Microsoft is flexing its muscles this week with strong moves against its rivals. The software giant on Monday released the Zune digital media player hoping to take a bite out of Apple. Three days later, the company inked a mobile search deal with Sprint Nextel, leaving Google out in the cold.
Microsoft may not have been first-to-market with a digital media player, but the company is the first of the three search titans to align with a major U.S. wireless carrier.
The strategic alliance between Microsoft and Sprint promises the development and delivery of a range of new services, starting with an initiative that lets its customers tap into Windows Live Search for mobile on their wireless phones.
Cell Phone Searching
Consumers can use the mobile search service to find location-based content on the Internet, such as nearby stores and restaurants. The service also provides new opportunities for targeted local advertising.
“In recent years, the search box has fundamentally changed the way people interact with the Internet, but we have only just begun to scratch the surface for what search and live Internet services can do in the mobile space,” said Steve Berkowitz, senior vice president of the online services group at Microsoft.
Windows Live Search for mobile combines Microsoft Windows Live Local Search features, such as maps and directions, with capabilities that allow the indexing and discovery of relevant mobile content.
Here’s how it works: Users type a keyword or phrase into the search box — just as they would on the desktop — and pull up location-based results.

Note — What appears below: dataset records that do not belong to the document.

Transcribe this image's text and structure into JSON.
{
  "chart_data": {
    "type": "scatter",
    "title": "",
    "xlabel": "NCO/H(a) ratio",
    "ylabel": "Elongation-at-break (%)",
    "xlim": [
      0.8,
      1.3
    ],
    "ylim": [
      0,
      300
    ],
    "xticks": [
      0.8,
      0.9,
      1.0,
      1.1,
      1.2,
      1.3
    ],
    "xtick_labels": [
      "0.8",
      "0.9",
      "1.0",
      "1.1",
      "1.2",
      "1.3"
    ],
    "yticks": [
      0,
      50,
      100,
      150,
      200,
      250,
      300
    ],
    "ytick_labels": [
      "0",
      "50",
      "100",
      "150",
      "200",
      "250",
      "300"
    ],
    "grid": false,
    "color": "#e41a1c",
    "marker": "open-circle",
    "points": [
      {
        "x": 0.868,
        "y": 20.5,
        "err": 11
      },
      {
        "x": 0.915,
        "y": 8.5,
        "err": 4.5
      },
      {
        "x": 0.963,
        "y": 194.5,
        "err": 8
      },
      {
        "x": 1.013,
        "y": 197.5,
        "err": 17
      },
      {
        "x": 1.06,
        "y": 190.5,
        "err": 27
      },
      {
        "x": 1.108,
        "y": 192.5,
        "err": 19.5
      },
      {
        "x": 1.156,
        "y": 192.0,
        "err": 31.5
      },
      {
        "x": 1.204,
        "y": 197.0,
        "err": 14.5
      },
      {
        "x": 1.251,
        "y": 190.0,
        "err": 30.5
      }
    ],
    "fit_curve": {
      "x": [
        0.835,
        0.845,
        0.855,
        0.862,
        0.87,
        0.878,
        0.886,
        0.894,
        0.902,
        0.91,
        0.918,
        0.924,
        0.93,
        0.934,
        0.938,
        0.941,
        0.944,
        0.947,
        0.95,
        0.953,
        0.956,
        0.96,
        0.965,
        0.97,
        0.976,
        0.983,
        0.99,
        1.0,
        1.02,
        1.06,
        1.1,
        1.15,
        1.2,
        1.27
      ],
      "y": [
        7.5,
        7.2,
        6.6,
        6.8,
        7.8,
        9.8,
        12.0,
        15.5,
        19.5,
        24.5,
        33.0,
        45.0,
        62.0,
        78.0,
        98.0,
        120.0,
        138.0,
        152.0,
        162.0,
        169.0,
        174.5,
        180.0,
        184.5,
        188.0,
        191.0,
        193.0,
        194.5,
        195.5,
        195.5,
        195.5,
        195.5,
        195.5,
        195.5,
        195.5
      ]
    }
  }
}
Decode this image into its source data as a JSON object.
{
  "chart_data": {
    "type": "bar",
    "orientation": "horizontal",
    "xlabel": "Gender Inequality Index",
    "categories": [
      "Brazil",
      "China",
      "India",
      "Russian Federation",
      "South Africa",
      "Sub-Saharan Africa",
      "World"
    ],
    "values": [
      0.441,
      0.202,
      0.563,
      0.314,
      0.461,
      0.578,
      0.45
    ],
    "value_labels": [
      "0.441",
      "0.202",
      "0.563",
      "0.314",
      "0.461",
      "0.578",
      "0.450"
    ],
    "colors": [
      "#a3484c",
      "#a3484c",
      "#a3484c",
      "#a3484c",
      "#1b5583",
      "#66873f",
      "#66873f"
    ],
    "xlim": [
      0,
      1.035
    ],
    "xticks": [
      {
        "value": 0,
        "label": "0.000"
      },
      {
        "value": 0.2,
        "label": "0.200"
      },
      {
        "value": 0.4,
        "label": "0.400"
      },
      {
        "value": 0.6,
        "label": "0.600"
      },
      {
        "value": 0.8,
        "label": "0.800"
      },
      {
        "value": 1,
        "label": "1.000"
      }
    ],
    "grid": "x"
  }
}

For example, consumers who search for “sports” on their wireless phone can search all of Sprint’s content relating to sports, including ringtones, wallpapers and applications with “sports” in the title. In addition, they can search for local information available online, such as business listings for sports stores, maps, directions and relevant advertisements from local businesses.
The location-based offering made available Thursday from Sprint and Microsoft requires users to input their location by entering their ZIP code, address, or city and state. Future versions of the service are planned to enable consumers to give permission to automatically locate them and show the nearest businesses that match their search.
One Hand Washes the Other
The alliance is a significant deal for both Microsoft and Sprint, according to Sterling Market Intelligence Principal Analyst Greg Sterling. Both parties stand to gain plenty in terms of market competition, he told TechNewsWorld.
“It’s a coup for Microsoft to have Sprint in its corner and to distribute advertising through Sprint,” Sterling noted. “Psychologically it also has value, because it shows some momentum for Microsoft. Microsoft’s online market share for search has been incrementally declining, which has to be very discouraging for the company given all the effort it is putting into it.”
The deal makes Microsoft more than a me-too third-place player in search, but it also gives Sprint — the third place player in the wireless carrier market — a leg up against rivals Cingular and Verizon.
“From a carrier standpoint, the conventional wisdom has [been] that carriers don’t want to work with the search engines because they could be marginalized,” Sterling said.
“Fears of being marginalized are going to take a back seat to competitiveness. Sprint wants some leverage in its battle against Cingular and Verizon, and it thinks Microsoft is going to offer that leverage.”